Effect of calcium (II) and magnesium (II) ions on the 18-23 γ-carboxyglutamic acid containing cyclic peptide loop of bovine prothrombin An AMBER molecular mechanics study

The effect of calcium (II) and magnesium (II) ions on the conformation of the 18–23 cyclic peptide loop of bovine prothrombin are investigated by the molecular mechanics program AMBER (Assisted Model Building with Energy Refinement). The work is an extension of an earlier paper (Eastman et al, Int. J. Peptide Protein Res. 27, 1986, 530–553) that employed the program ECEPP (Empirical Conformational Energy Program for Peptides). In the absence of either metal ion, or in the presence of either one Ca(II) or one Mg(II) ion, the lowest‐energy forms found by AMBER have the Gla21‐Pro22 peptide bond in a trans conformation.
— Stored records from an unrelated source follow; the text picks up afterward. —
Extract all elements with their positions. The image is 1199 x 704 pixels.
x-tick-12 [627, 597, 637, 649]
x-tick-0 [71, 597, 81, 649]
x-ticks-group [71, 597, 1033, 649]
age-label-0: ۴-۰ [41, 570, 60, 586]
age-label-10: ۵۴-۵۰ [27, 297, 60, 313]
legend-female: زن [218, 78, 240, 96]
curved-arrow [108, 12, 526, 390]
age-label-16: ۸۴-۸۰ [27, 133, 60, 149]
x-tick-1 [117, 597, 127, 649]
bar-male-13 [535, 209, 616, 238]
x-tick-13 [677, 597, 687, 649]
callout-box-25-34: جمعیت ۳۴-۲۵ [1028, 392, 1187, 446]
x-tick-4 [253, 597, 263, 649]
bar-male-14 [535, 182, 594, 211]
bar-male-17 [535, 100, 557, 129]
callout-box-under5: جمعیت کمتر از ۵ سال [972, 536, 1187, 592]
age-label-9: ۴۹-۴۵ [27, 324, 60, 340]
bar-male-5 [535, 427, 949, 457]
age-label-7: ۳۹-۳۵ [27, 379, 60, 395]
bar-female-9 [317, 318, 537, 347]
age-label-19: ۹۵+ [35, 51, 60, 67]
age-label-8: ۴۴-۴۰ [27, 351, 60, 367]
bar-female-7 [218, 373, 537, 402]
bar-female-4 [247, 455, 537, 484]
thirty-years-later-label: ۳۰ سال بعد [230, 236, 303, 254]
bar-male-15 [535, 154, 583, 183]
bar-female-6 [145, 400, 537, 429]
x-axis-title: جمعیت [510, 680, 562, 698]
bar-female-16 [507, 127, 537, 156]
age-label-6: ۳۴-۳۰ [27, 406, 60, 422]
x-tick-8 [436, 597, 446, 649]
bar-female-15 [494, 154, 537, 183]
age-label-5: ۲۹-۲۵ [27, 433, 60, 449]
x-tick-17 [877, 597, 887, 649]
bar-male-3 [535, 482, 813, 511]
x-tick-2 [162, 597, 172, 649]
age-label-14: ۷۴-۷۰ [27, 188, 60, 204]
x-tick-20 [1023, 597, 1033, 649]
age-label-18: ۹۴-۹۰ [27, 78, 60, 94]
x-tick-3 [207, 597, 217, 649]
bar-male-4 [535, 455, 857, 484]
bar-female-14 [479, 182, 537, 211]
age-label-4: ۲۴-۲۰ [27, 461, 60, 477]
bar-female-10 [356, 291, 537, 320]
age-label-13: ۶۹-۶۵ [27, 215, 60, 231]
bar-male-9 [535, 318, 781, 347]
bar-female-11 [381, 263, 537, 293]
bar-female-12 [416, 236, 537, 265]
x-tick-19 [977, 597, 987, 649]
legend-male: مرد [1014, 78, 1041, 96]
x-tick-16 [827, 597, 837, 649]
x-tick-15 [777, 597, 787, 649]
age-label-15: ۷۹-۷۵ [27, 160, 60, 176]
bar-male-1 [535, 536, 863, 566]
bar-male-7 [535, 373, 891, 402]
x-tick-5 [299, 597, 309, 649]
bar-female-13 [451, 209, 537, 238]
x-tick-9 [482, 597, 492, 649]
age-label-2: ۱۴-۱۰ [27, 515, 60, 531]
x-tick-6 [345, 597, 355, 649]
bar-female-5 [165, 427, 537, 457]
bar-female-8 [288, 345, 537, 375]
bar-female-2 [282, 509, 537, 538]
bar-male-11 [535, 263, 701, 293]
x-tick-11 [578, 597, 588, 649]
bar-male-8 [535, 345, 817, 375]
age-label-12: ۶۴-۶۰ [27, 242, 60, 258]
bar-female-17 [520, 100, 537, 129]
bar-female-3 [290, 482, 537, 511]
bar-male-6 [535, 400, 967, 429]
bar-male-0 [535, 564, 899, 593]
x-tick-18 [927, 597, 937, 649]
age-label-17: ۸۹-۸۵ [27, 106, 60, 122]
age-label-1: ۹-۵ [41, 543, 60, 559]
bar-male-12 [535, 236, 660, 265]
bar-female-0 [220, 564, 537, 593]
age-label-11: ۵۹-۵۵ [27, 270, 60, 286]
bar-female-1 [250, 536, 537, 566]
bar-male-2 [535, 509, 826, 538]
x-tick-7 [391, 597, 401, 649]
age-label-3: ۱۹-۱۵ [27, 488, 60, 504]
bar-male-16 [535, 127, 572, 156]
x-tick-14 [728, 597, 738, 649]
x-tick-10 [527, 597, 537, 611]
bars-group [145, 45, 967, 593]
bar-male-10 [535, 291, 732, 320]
In the presence of two Ca(II) or Mg(II) ions, the loop form of lowest energy is decidedly cis. The coordination about the Ca(II) and Mg(II) ions is different in both the single and double metal cases. In addition, the peptide chains that emerge from the loop are oriented parallel to each other in the lowest‐energy complex with two Ca(II) ions, but are not parallel in the lowest‐energy complex with two Mg(II) ions.